As primeiras políticas de atendimento à população infanto-juvenil conduzidas pelo Poder Público ocorreram no início do século XX. Foi nessa época que a sociedade buscou, como forma de garantir o desenvolvimento da nação, dar atenção à tutela da criança. Anteriormente, o atendimento se limitava a entidade filantrópicas e religiosas (BARROS, 2015).

O Decreto n° 17.943-A/1927, conhecido como Código Mello de Mattos, representou o primeiro Código Sistemático de Menores do Brasil e da América Latina.

Foi a primeira legislação específica para questões referentes a crianças e adolescentes. Tal código estabeleceu medidas que outorgava ao Juízo de Menores a incumbência de organizar a assistência, fiscalizar as instituições e aplicar medidas protetivas ou repressivas (BARROS, 2015).

De acordo com Barros (2015), em 1979 o Código de Menores (Lei 6.697/79) substituiu o arcabouço jurídico dos direitos da criança e do adolescente. Esse decreto tinha como característica a fixação da situação irregular do menor.

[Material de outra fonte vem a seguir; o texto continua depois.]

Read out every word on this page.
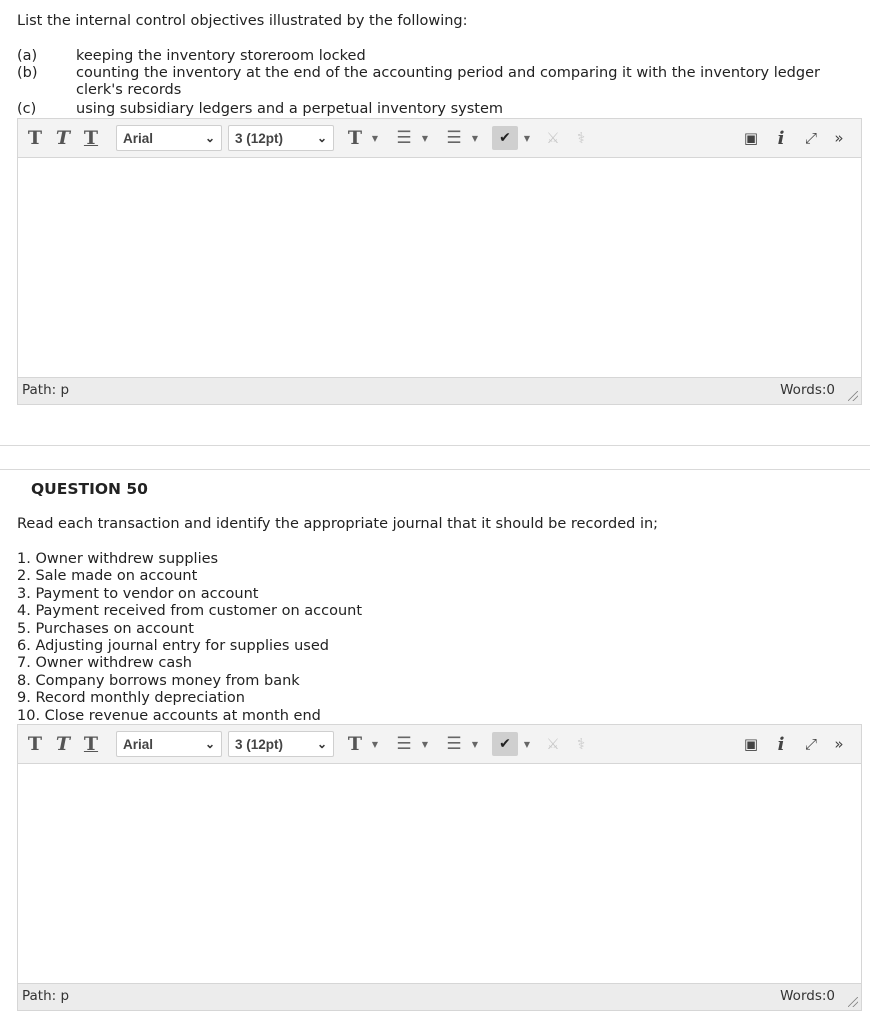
List the internal control objectives illustrated by the following:

(a)	keeping the inventory storeroom locked
(b)	counting the inventory at the end of the accounting period and comparing it with the inventory ledger clerk's records
(c)	using subsidiary ledgers and a perpetual inventory system
T T T Arial	⌄ 3 (12pt)	⌄ T	▼ ☰	▼ ☰	▼	✔	▼ ⚔	⚕	▣	i	⤢	»
Path: p	Words:0
QUESTION 50
Read each transaction and identify the appropriate journal that it should be recorded in;
1. Owner withdrew supplies
2. Sale made on account
3. Payment to vendor on account
4. Payment received from customer on account
5. Purchases on account
6. Adjusting journal entry for supplies used
7. Owner withdrew cash
8. Company borrows money from bank
9. Record monthly depreciation
10. Close revenue accounts at month end
T T T Arial	⌄ 3 (12pt)	⌄ T	▼ ☰	▼ ☰	▼	✔	▼ ⚔	⚕	▣	i	⤢	»
Path: p	Words:0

Assim, o conflito com a lei ou com normas e regras, bem como a pobreza e o abandono, estavam igualmente inscritos como motivos para que alguém fosse considerado irregular pelo Estado e ficasse sob sua tutela (NUNES, 2015, p.34).

Quase dois anos após a promulgação da Constituição da República Federativa do Brasil foi elaborado o Estatuto da Criança e do Adolescente – ECA.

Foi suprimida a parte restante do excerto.